On the contrary, we’re seeing that the United States is selling more weapons to the region now than it was before, and it is giving a green light to a whole set of different things that the Saudi regime is currently doing, that the Obama administration gave sometimes a green light to, but often times actually refused to support. We’ve seen the United States’ policy in the region becoming more radical, more inconsistent, but that’s not a result of the nuclear deal. This obsession of the Trump administration to try and blame everything on the nuclear deal is really falling flat.
AARON MATÉ: Trita, you know, you pointed this out pretty tirelessly, that if the goal is to change Iran’s behavior, whatever that is, there is a history of what works, and that history, you said, is diplomacy. The Iran nuclear deal, that worked. That changed a very critical policy of nuclear development. Also, after 9/11, the U.S. and Iran worked together against the Taliban.
TRITA PARSI: Surely, when there has been diplomacy that has been pursued with positive intent, that’s the only time we’ve seen the West being able to change a core Iranian policy in a significant way.

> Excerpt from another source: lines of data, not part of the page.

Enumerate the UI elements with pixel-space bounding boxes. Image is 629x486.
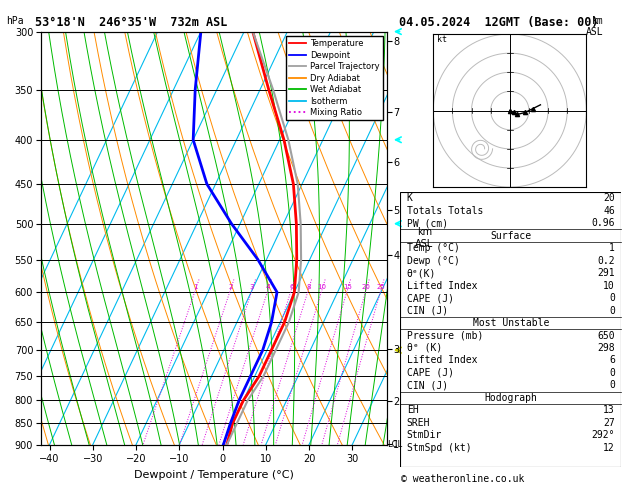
Text: CAPE (J): CAPE (J) — [407, 293, 454, 303]
Text: 6: 6 — [609, 355, 615, 365]
Text: 53°18'N  246°35'W  732m ASL: 53°18'N 246°35'W 732m ASL — [35, 16, 227, 29]
Text: θᵉ(K): θᵉ(K) — [407, 268, 436, 278]
Text: © weatheronline.co.uk: © weatheronline.co.uk — [401, 474, 525, 484]
Text: Dewp (°C): Dewp (°C) — [407, 256, 460, 266]
Text: 25: 25 — [377, 284, 386, 290]
Text: 0: 0 — [609, 368, 615, 378]
Text: Most Unstable: Most Unstable — [472, 318, 549, 328]
Text: Pressure (mb): Pressure (mb) — [407, 330, 483, 341]
Text: EH: EH — [407, 405, 418, 416]
Text: 6: 6 — [289, 284, 294, 290]
Text: 12: 12 — [603, 443, 615, 453]
Text: Totals Totals: Totals Totals — [407, 206, 483, 216]
Text: K: K — [407, 193, 413, 203]
Text: 0.2: 0.2 — [597, 256, 615, 266]
Text: 298: 298 — [597, 343, 615, 353]
Text: 2: 2 — [228, 284, 233, 290]
Text: 20: 20 — [603, 193, 615, 203]
Text: Hodograph: Hodograph — [484, 393, 537, 403]
Text: 291: 291 — [597, 268, 615, 278]
Text: Lifted Index: Lifted Index — [407, 280, 477, 291]
Text: CAPE (J): CAPE (J) — [407, 368, 454, 378]
Text: 1: 1 — [609, 243, 615, 253]
Text: 0: 0 — [609, 293, 615, 303]
Text: 20: 20 — [362, 284, 370, 290]
Y-axis label: km
ASL: km ASL — [415, 227, 433, 249]
Text: 46: 46 — [603, 206, 615, 216]
Text: kt: kt — [437, 35, 447, 44]
Text: 04.05.2024  12GMT (Base: 00): 04.05.2024 12GMT (Base: 00) — [399, 16, 599, 29]
Text: SREH: SREH — [407, 418, 430, 428]
Text: 1: 1 — [193, 284, 198, 290]
Text: LCL: LCL — [387, 440, 403, 449]
Text: Lifted Index: Lifted Index — [407, 355, 477, 365]
Text: hPa: hPa — [6, 16, 24, 26]
Text: Surface: Surface — [490, 231, 532, 241]
Legend: Temperature, Dewpoint, Parcel Trajectory, Dry Adiabat, Wet Adiabat, Isotherm, Mi: Temperature, Dewpoint, Parcel Trajectory… — [286, 36, 382, 121]
Text: StmDir: StmDir — [407, 431, 442, 440]
Text: 15: 15 — [343, 284, 352, 290]
Text: 10: 10 — [603, 280, 615, 291]
Text: 10: 10 — [318, 284, 326, 290]
Text: 0: 0 — [609, 306, 615, 315]
Text: θᵉ (K): θᵉ (K) — [407, 343, 442, 353]
Text: km
ASL: km ASL — [586, 16, 604, 37]
Text: CIN (J): CIN (J) — [407, 381, 448, 390]
Text: CIN (J): CIN (J) — [407, 306, 448, 315]
Text: 13: 13 — [603, 405, 615, 416]
X-axis label: Dewpoint / Temperature (°C): Dewpoint / Temperature (°C) — [134, 470, 294, 480]
Text: Temp (°C): Temp (°C) — [407, 243, 460, 253]
Text: 0: 0 — [609, 381, 615, 390]
Text: 27: 27 — [603, 418, 615, 428]
Text: 8: 8 — [306, 284, 311, 290]
Text: 3: 3 — [250, 284, 254, 290]
Text: PW (cm): PW (cm) — [407, 218, 448, 228]
Text: 4: 4 — [266, 284, 270, 290]
Text: StmSpd (kt): StmSpd (kt) — [407, 443, 471, 453]
Text: 650: 650 — [597, 330, 615, 341]
Text: 0.96: 0.96 — [591, 218, 615, 228]
Text: 292°: 292° — [591, 431, 615, 440]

If the concern really was ballistic missiles, the Trump administration should clearly see what has worked and what has not worked.
The fact that they’re choosing something that hasn’t worked, the fact that some of the surroundings of what was happening yesterday. The State Department did not have Nikki Haley’s briefing on their schedule, which kind of sent the signal that she’s doing this on her own, and there’s been plenty of speculation that she’s doing this partly because of her desire to continue to raise money from certain individuals who have been supportive of her in the past, and those individuals, such as Sheldon Adelson, are very much in favor and completely unapologetic about the fact that they support and seek to see a war between the United States and Iran.
AARON MATÉ: We’ll leave it there. Trita Parsi, president of the National Iranian American Council, author of the book “Losing an Enemy: Obama, Iran, and the Triumph of Diplomacy.” Trita, thank you.
TRITA PARSI: Thank you so much for having me.
AARON MATÉ: And thank you for joining us on The Real News.